Cure Unknown – Inside The Lyme Epidemic
Reviewed By: Dorothy Kupcha Leland, LymeDisease.org
You’ll often find the same response from “newbies” in the online support groups. “Don’t give me a history lesson. Just tell me how to get well.”
When people develop cancer or diabetes or any number of other conditions, they don’t have to read a book about the history of the disease in order to find appropriate treatment. Unfortunately, Lyme disease is a whole ’nother ballgame. With Lyme disease, you will never understand what you are up against if you don’t educate yourself about the convoluted history of this complex illness.
Luckily, science journalist Pamela Weintraub has done the heavy lifting for us in Cure Unknown: Inside the Lyme Epidemic (St. Martin’s Press, 2008). The book starts with Weintraub’s personal story. In the early 1990s, she and her family moved to a seemingly idyllic, wooded neighborhood in suburban New York. Before long, they fell ill with a laundry list of perplexing symptoms: pounding headaches, painfully swollen knee joints, violent mood swings, limbs that felt like they were being jolted by electrical shocks, crushing fatigue.
Eventually, the Weintraubs would learn they’d caught Lyme disease from infected ticks in those beautiful woods outside their doorstep. But that determination came only after a forced march through a medical labyrinth that erected barriers to proper diagnosis and treatment at every turn.
For, although early treatment is a Lyme patient’s best shot at getting well, what Weintraub – and my own family – found out is that the system is rigged against timely diagnosis. If you are unlucky enough to fall outside of an arbitrarily strict definition of Lyme, if you fail to test positive on a primitive lab test that’s known to be unreliable, you are denied treatment.
Fortunately for Weintraub, she found a doctor willing to treat her against the recommendations of mainstream medicine. Otherwise, she likely would have remained too debilitated to accomplish the hard-hitting investigative journalism of Cure Unknown. In it, she digs deeply into the history, science, personalities and financial dealings of Lyme disease.
Two distinct sides have emerged in what have aptly been called “The Lyme Wars.” Camp 1, which controls much of the research and official discussion of Lyme disease, has produced highly restrictive Lyme treatment guidelines that have been adopted by the Centers for Disease Control and Prevention and most insurance companies. Camp 1 has a stranglehold on how Lyme is defined and treated. Doctors who buck the status quo can face grave consequences. And patients who do not improve after the two-to-four weeks of treatment the guidelines permit are essentially booted out of the system.

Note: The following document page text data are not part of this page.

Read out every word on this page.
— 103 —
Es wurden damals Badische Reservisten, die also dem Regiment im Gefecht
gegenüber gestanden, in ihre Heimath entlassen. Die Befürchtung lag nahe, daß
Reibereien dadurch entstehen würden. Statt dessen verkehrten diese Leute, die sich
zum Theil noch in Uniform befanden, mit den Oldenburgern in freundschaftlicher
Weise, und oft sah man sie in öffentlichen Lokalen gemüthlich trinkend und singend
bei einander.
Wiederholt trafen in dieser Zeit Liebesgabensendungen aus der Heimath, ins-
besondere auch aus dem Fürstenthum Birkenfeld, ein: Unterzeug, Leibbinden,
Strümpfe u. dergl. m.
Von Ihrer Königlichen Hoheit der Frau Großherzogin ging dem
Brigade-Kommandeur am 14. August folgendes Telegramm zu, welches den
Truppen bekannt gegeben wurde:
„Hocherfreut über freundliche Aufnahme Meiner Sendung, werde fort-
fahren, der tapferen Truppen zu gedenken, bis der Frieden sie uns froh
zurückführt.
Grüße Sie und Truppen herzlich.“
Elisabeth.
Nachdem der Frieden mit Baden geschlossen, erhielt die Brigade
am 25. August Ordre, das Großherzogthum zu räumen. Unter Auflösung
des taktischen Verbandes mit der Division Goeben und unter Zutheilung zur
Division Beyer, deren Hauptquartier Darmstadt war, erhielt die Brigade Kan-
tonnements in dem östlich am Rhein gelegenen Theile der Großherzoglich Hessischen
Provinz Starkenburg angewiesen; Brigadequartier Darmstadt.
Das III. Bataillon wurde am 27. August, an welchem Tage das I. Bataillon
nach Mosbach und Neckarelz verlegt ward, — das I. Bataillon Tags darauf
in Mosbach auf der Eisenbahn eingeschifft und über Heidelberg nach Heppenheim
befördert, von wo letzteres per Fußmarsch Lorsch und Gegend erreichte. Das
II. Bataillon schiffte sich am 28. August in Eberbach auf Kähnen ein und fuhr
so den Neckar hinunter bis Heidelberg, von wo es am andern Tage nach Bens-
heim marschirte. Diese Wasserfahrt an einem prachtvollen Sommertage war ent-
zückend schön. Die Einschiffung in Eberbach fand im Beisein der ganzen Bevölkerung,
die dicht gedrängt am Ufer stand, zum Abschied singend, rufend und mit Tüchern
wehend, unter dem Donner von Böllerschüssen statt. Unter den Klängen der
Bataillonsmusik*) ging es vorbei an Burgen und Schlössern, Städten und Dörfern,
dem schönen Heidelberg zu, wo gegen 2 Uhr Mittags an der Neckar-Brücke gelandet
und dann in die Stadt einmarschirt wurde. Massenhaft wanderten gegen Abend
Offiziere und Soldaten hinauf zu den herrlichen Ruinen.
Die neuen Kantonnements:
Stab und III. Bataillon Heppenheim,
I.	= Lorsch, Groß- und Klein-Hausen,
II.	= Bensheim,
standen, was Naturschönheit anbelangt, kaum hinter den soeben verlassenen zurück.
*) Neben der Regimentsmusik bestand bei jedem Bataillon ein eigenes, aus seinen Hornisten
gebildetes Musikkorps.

Camp 2 consists of Lyme patients themselves, and a group of doctors who recognize the limitations of mainstream medicine’s response to Lyme and go beyond its narrow strictures. The Lyme treatment of choice for these doctors is often long-term antibiotics, which is anathema to Camp 1. Camp 2’s doctors are demonized by the establishment, and some have even lost their licenses for treating outside the Lyme guidelines. Yet, these mavericks have a good track record of improving the health of Lyme sufferers who have otherwise been abandoned by the medical system.
Cure Unknown is a tale of biological complexities, scientific turf battles, political intrigue, human egos and money – lots of it. And it is the interplay of all of those elements that make Lyme such a strange landscape to navigate. The political machinations of Lyme continue to this day. If you or a family member has Lyme disease, Cure Unknown is essential reading.